O'Neill Liam, Dexter Franklin, Zhang Nan
From the *Department of Health Management and Policy, School of Public Health, University of North Texas-Health Science Center, Fort Worth, Texas; †Division of Management Consulting, Department of Anesthesia, University of Iowa, Iowa City, Iowa; and ‡Department of Computer Science, George Washington University, Washington, DC.
Anesth Analg. 2016 Jun;122(6):2017-27. doi: 10.1213/ANE.0000000000001331.

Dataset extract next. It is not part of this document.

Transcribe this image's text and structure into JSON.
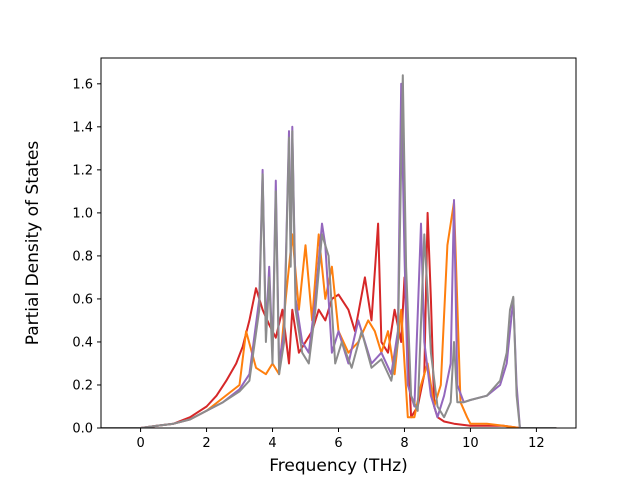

In this article, we consider the privacy implications of posting data from small, randomized trials, observational studies, or case series in anesthesia from a few (e.g., 1-3) hospitals. Prior to publishing such data as supplemental digital content, the authors remove attributes that could be used to re-identify individuals, a process known as "anonymization." Posting health information that has been properly "de-identified" is assumed to pose no risks to patient privacy. Yet, computer scientists have demonstrated that this assumption is flawed. We consider various realistic scenarios of how the publication of such data could lead to breaches of patient privacy. Several examples of successful privacy attacks are reviewed, as well as the methods used. We survey the latest models and methods from computer science for protecting health information and their application to posting data from small anesthesia studies. To illustrate the vulnerability of such published data, we calculate the "population uniqueness" for patients undergoing one or more surgical procedures using data from the State of Texas. For a patient selected uniformly at random, the probability that an adversary could match this patient's record to a unique record in the state external database was 42.8% (SE < 0.1%). Despite the 42.8% being an unacceptably high level of risk, it underestimates the risk for patients from smaller states or provinces. We propose an editorial policy that greatly reduces the likelihood of a privacy breach, while supporting the goal of transparency of the research process.
在本文中,我们探讨了在几家(例如1 - 3家)医院发布麻醉领域小型随机试验、观察性研究或病例系列数据所涉及的隐私问题。在将此类数据作为补充数字内容发布之前,作者会去除那些可用于重新识别个体的属性,这一过程称为“匿名化”。发布经过适当“去识别化”的健康信息被认为不会对患者隐私构成风险。然而,计算机科学家已经证明这一假设存在缺陷。我们考虑了此类数据发布可能导致患者隐私泄露的各种现实场景。回顾了一些成功的隐私攻击案例以及所使用的方法。我们调查了计算机科学领域用于保护健康信息的最新模型和方法,以及它们在发布小型麻醉研究数据方面的应用。为了说明此类已发布数据的脆弱性,我们使用得克萨斯州的数据计算了接受一项或多项外科手术患者的“人群唯一性”。对于随机均匀选择的一名患者,对手能够将该患者的记录与该州外部数据库中的唯一记录匹配的概率为42.8%(标准误差<0.1%)。尽管42.8%是一个高得不可接受的风险水平,但它低估了来自较小州或省份患者的风险。我们提出了一项编辑政策,该政策在支持研究过程透明度目标的同时,极大地降低了隐私泄露的可能性。